Po porażce z Norwegami, nasi ,,szczypiorniści” musieli wygrać kolejne dwa mecze w grupie by móc walczyć o pierwszy w historii medal mistrzostw Europy. Pierwszym krokiem była Białoruś. Rywal słabszy ale nieobliczalny.
Początek meczu był bardzo wyrównany. Nasi rywale dzielnie dotrzymywali kroku Polakom. W pewnym momencie gry, kontuzji doznała największa gwiazda w zespole Białorusi, Sergiej Rutenka. Po zejściu tego zawodnika, rywale nie byli już tak skuteczni i jasne było że Białorusini bez swojej największej gwiazdy nie dotrzymają tempa biało-czerwonym. Polacy wykorzystali nie moc w grze rywali i raz po raz powiększali swoją przewagę w meczu. Pierwsza połowa zakończyła się prowadzeniem Polaków 19:13.
W drugiej odsłonie obraz gry nie uległ zmianie. Polacy dyktowali tempo gry i starali się powiększać swoją przewagę. We wczorajszym meczu ważne było żeby pewnie zwyciężyć ale też zachować jak najwięcej sił na arcyważne spotkanie z Chorwatami. Dlatego przy stanie 28:18, Michael Biegler zdecydował że da odpocząć swoim najlepszym zawodnikom i wpuścił na plac gry rezerwowych graczy. Zbyt nonszalancka gra młodych zawodników spowodowała brak zdobytej bramki przez ponad 7 minut. Białorusini starali się to wykorzystać i pod koniec meczu zmniejszyli swoją stratę do 4 bramek. Gościom na szczęście zabrakło czasu by doprowadzić do niespodzianki i Polacy zwyciężyli ostatecznie 32:27.

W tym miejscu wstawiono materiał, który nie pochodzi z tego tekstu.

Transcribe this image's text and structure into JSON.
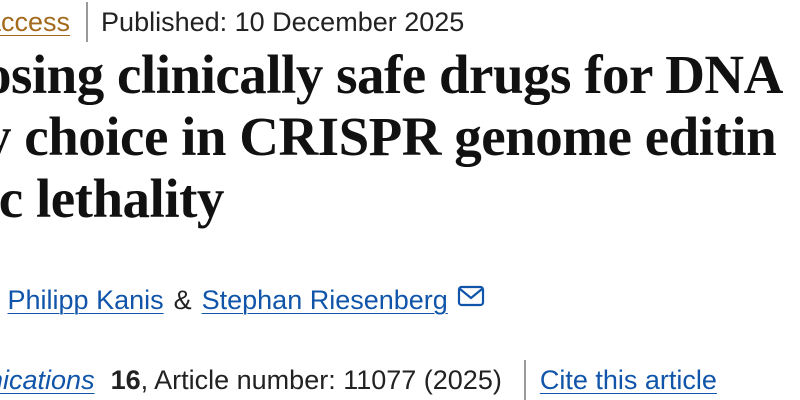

Dzięki temu zwycięstwu Polacy awansowali w grupie na drugie miejsce i mają tyle samo punktów co Francuzi. Z jednym punktem więcej na pozycji lidera plasują się Norwegowie. W ostatnim meczu fazy grupowej, nasi zawodnicy zmierzą się w meczu o awans z utytułowaną Chorwacją. Dwie godziny wcześniej zagrają ze sobą Francja i Norwegia. Znając wynik tego spotkania, Polacy będą wiedzieć w jakiej sytuacji się znajdują. Jeśli Francja pokona Norwegów, Polacy by awansować muszą pokonać Chorwację. Jeśli wygra Norwegia lub padnie remis, naszym zawodnikom do awansu wystarczy 1 punkt. Chorwacja będzie jednak walczyć do końca, ponieważ przy zwycięstwie Norwegów, pokonanie naszej reprezentacji da im awans do strefy medalowej.